VIDEO GAMES AND IMMERSIVE EXPERIENCES
Video games and immersive experiences are distinct from other cultural forms. Films and novels, for example, aim to present a certain perspective onto the reader or viewer.
Whereas video games and immersive experiences are focused primarily around a participatory element. They are designed to make you feel as though you are actively engaged in the story. Video games and immersive experiences have the ability to connect us to the story in a way that other forms of media can’t.
The exhibition details how video games, much like immersive experiences, give us the opportunity to assume roles and characters far removed from our daily lives. They aim to encapsulate all of our senses and conjure up the feeling of being transported into a completely different time and place. Every detail is carefully thought through to ensure the environment and everything in it appears as close to reality as possible. Sound effects and landscapes help to fill our senses, building new worlds around us. These worlds can be fantastical, but also can replicate real life so closely that they have the ability to take us beyond a purely digital entertainment experience.
To ensure war games are as rich and believable as possible, developers consult lots of people with real world experience of conflict. As a result, the violence we see on-screen can uncomfortably reflect a brutal reality. War games have the unique ability to turn the extremely harrowing and horrific experiences of war into a form of casual entertainment.
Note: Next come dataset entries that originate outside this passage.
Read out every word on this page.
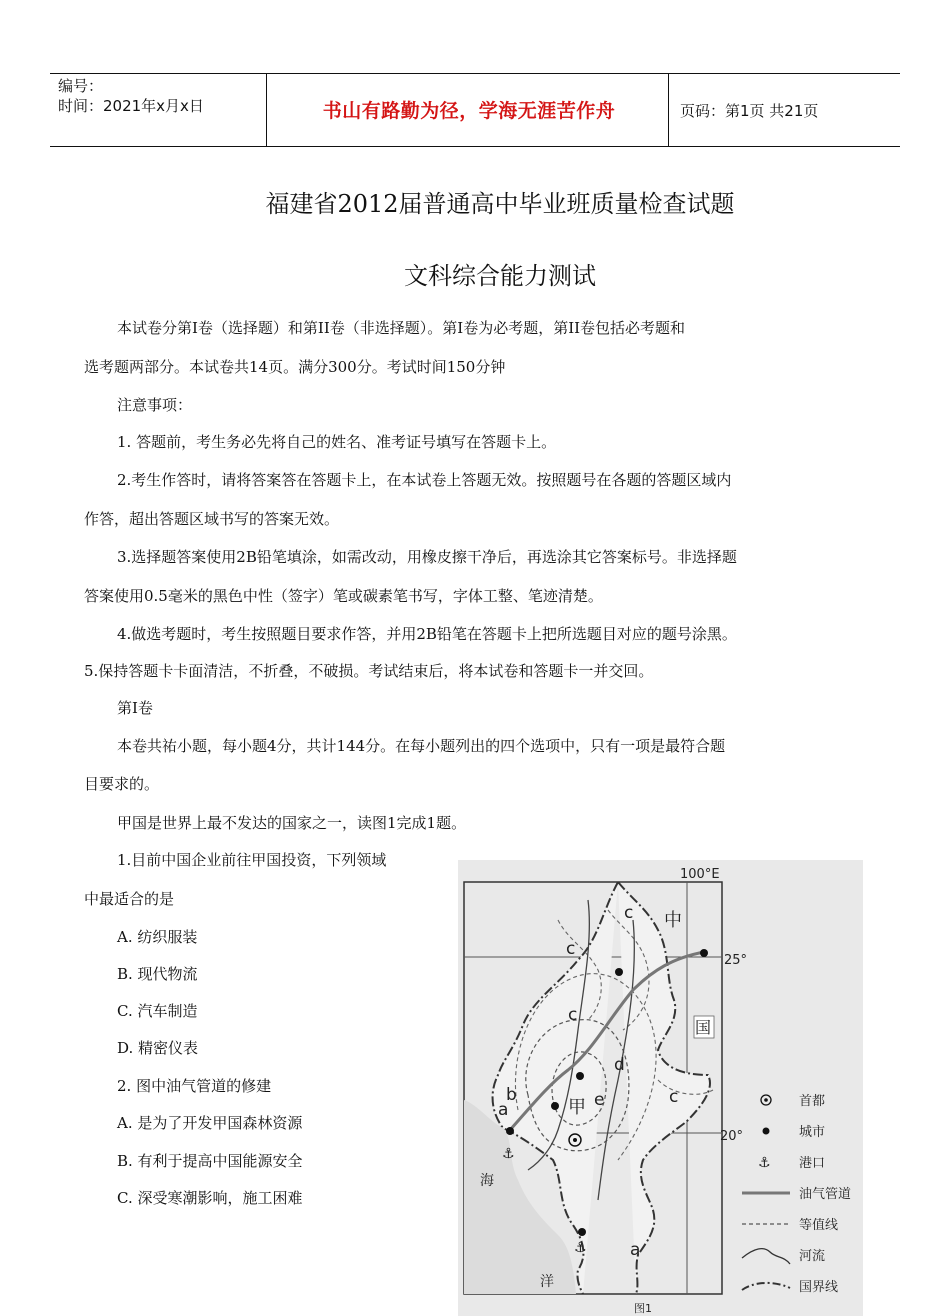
编号：
时间：2021年x月x日	书山有路勤为径，学海无涯苦作舟	页码：第1页 共21页
福建省2012届普通高中毕业班质量检查试题
文科综合能力测试
本试卷分第I卷（选择题）和第II卷（非选择题）。第I卷为必考题，第II卷包括必考题和
选考题两部分。本试卷共14页。满分300分。考试时间150分钟
注意事项：
1. 答题前，考生务必先将自己的姓名、准考证号填写在答题卡上。
2.考生作答时，请将答案答在答题卡上，在本试卷上答题无效。按照题号在各题的答题区域内
作答，超出答题区域书写的答案无效。
3.选择题答案使用2B铅笔填涂，如需改动，用橡皮擦干净后，再选涂其它答案标号。非选择题
答案使用0.5毫米的黑色中性（签字）笔或碳素笔书写，字体工整、笔迹清楚。
4.做选考题时，考生按照题目要求作答，并用2B铅笔在答题卡上把所选题目对应的题号涂黑。
5.保持答题卡卡面清洁，不折叠，不破损。考试结束后，将本试卷和答题卡一并交回。
第I卷
本卷共祐小题，每小题4分，共计144分。在每小题列出的四个选项中，只有一项是最符合题
目要求的。
甲国是世界上最不发达的国家之一，读图1完成1题。
1.目前中国企业前往甲国投资，下列领域
中最适合的是
A. 纺织服装
B. 现代物流
C. 汽车制造
D. 精密仪表
2. 图中油气管道的修建
A. 是为了开发甲国森林资源
B. 有利于提高中国能源安全
C. 深受寒潮影响，施工困难
⚓
⚓
100°E
25°
20°
中
国
甲
海
洋
a
b
c
c
c
c
a
d
e	首都
城市
⚓ 港口
油气管道
等值线
河流
国界线
图1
Leaving the exhibition, I was left thinking about war games and their ability to shape our perception of real-world conflicts.
Do war games glamourise war and anaesthetise us to violence?
I found it hard to draw a conclusive answer to this question. This is because as a modern-day society, we have become more and more desensitised to violence and the horrors of war. If we were only ever exposed to real world conflicts through the way they are represented to us in games, it may be easier to answer such a question. However, the sad reality is that, every time we turn the news on or scroll through social media, we are shown the most distressing images of war and as a result we have become numb.
You can click here to donate to War Child and your donation will go towards helping children in Ukraine, Yemen and Afghanistan who are growing up surrounded by real conflict and violence.
This interactive exhibition is free to visit until the 28th May.